Christian leader has big plans for 2013
During a meeting with reporters to celebrate the start of the year, the 61-year-old leader said, “Proactive and swift reaction to what’s going on in society is crucial, but we would rather focus more on coming up with policy-wise alternatives that are more practical and in-depth.”
He added that when the council issues a statement in the near future, it will distinguish itself from civic groups by adding a Christian viewpoint. For instance, when it comes to opposing nuclear energy, it won’t simply argue it does not side with the energy source, he said. Instead, the council will propose alternative plans such as solar energy along with reasons it can be a better option.
“The reform plan is mainly to show that the church prioritizes taking action rather than being merely outspoken about certain issues,” he said.
In a related move, the NCCK has designated 2013 as a year to recover the Korean churches’ calling to work and sacrifice for the public. Also, the council has vowed to tackle chronic and internal problems ranging from father-to-son inheritance of leadership to tax evasion of religious leaders and far-from-transparent financial affairs.

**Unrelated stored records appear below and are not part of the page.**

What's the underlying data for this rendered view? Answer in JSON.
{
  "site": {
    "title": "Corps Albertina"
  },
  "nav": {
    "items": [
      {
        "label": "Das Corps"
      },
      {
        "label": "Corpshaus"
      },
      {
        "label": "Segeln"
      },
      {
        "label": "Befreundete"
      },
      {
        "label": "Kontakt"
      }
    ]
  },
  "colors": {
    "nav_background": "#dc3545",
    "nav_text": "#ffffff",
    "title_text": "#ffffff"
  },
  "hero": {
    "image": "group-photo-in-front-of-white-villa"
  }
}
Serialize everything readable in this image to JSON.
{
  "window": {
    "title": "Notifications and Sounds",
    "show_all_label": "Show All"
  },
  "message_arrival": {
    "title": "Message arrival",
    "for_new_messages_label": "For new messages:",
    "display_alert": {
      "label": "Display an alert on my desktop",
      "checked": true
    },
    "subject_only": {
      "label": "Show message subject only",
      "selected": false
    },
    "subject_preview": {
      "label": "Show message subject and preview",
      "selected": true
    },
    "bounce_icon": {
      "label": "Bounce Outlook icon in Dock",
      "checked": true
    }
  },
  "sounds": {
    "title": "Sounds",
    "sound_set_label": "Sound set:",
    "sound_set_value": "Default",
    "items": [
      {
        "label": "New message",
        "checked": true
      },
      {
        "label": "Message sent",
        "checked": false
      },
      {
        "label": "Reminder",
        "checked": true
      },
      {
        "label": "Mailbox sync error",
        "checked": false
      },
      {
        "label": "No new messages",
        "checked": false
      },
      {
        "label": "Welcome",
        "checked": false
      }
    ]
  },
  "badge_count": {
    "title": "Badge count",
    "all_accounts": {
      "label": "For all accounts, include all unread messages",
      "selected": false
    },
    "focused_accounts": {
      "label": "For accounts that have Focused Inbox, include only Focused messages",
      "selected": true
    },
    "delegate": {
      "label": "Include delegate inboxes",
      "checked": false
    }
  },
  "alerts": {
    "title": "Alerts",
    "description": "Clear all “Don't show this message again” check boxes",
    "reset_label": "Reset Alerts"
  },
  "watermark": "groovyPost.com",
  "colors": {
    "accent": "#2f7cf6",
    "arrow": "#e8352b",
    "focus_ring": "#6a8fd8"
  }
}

“The Presbyterian Church of Korea, one of three largest Christian bodies in Korea, is currently having detailed discussions on regulating ministers that hand over leadership to their sons,” Kim said.
This year the Christian churches in Korea will hold a large-scale event in October in Busan - the World Council of Churches (WCC), often described as the “UN General Assembly of Christianity.”
“Given that this year marks the 60th year since the Korean Peninsula declared a truce,” he said, “the NCCK will exert an effort to encourage the WCC to adopt an agenda to transform the truce into a peace treaty.”